Calculate the volume of Ag used in one electrode

The surface area of the button is given as \(2.0 \, \text{cm}^2\) and the thickness of the silver layer is \(7.5 \times 10^{-6} \, \text{m}\). Convert the thickness to centimeters: \(7.5 \times 10^{-6} \, \text{m} = 7.5 \times 10^{-4} \, \text{cm}\). Now, use the formula for the volume of a rectangular prism to calculate the volume: \[ \text{Volume} = \text{Area} \times \text{Thickness} = 2.0 \, \text{cm}^2 \times 7.5 \times 10^{-4} \, \text{cm} = 1.5 \times 10^{-3} \, \text{cm}^3 \] The volume of Ag used in one electrode is \(1.5 \times 10^{-3} \, \text{cm}^3\).

02

Calculate the mass of Ag used per electrode

We are given the density of silver as \(10.5 \, \text{g/cm}^3\). Use the formula for mass: \[ \text{Mass} = \text{Density} \times \text{Volume} = 10.5 \, \text{g/cm}^3 \times 1.5 \times 10^{-3} \, \text{cm}^3 = 1.575 \times 10^{-2} \, \text{g} \] The mass of silver used per electrode is \(0.01575 \, \text{g}\).

03

Calculate the plating time

Given a current of \(12.0 \, \text{mA}\), first convert to amps: \(12.0 \, \text{mA} = 0.012 \, \text{A}\).

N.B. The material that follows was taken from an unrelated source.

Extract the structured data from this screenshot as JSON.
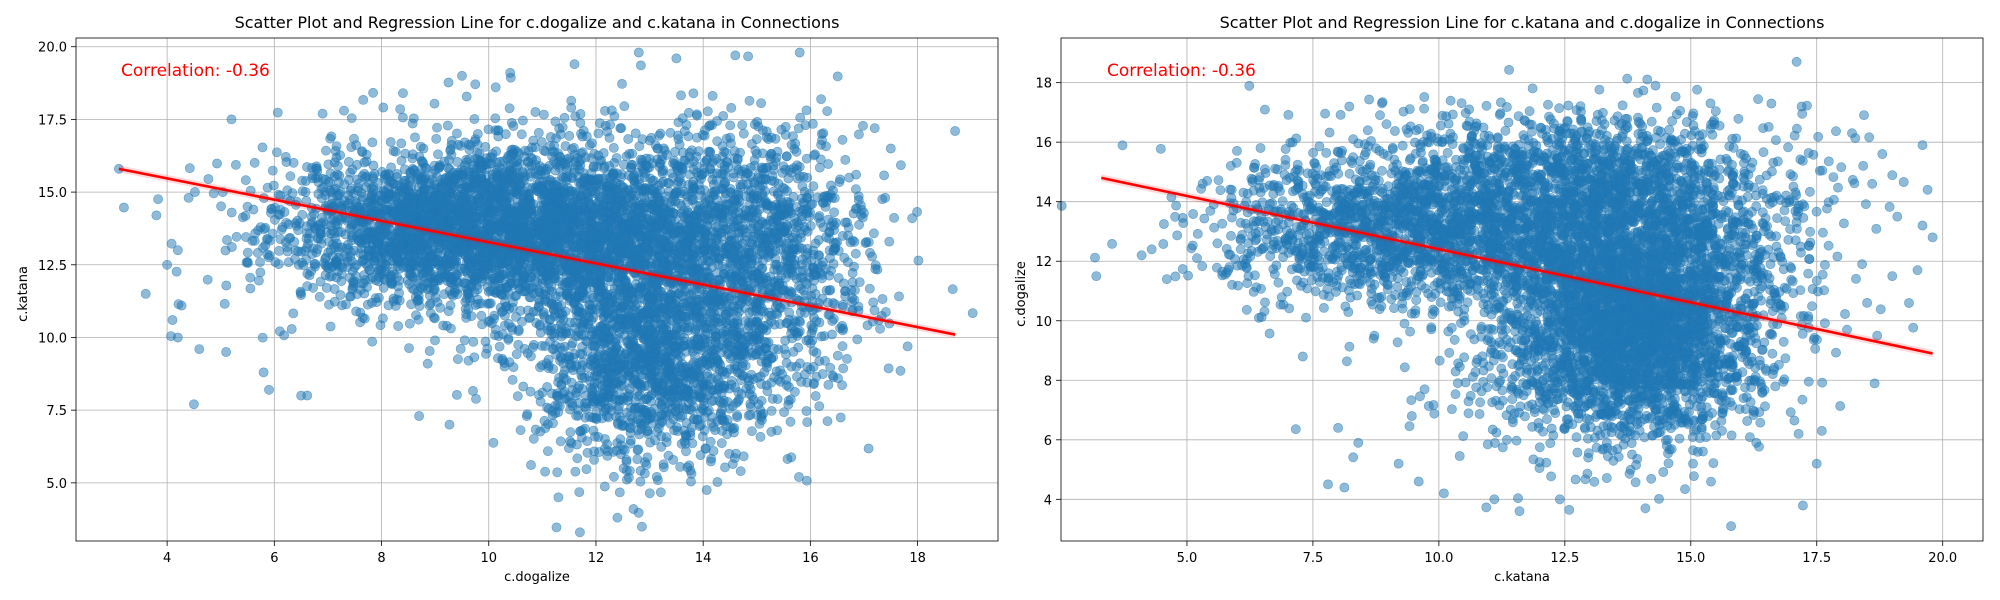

The molar mass of Ag is \(107.87 \, \text{g/mol}\) and Faraday’s constant is \(96485 \, \text{C/mol}\). The number of moles of Ag required is: \[ \text{Moles} = \frac{\text{Mass}}{\text{Molar Mass}} = \frac{0.01575 \, \text{g}}{107.87 \, \text{g/mol}} \approx 1.460 \times 10^{-4} \, \text{mol} \] Calculate the total charge required: \[ \text{Charge} = \text{Moles} \times \text{Faraday's constant} = 1.460 \times 10^{-4} \, \text{mol} \times 96485 \, \text{C/mol} \approx 14.08 \, \text{C} \] Now, calculate the time in seconds using the formula \(Q = I \times t\): \[ t = \frac{Q}{I} = \frac{14.08 \, \text{C}}{0.012 \, \text{A}} \approx 1173.33 \, \text{s} \] Finally, convert seconds to minutes: \[ t = \frac{1173.33 \, \text{s}}{60} \approx 19.56 \, \text{minutes} \] The plating takes approximately \(19.56\) minutes.

04

Calculate the cost of silver in one electrode

Given the cost of silver as \(\$28.93\) per troy ounce (\(31.10 \, \text{g}\)), convert the cost to price per gram: \[ \text{Cost per gram} = \frac{28.93 \, \$}{31.10 \, \text{g}} \approx 0.9306 \, \$/\text{g} \] Now, calculate the cost of the silver used in one electrode: \[ \text{Cost} = 0.9306 \, \$ / \text{g} \times 0.01575 \, \text{g} \approx 0.01465 \, \$ = 1.465 \, \text{cents}\] The cost of the silver in one disposable electrode is approximately \(1.465\) cents.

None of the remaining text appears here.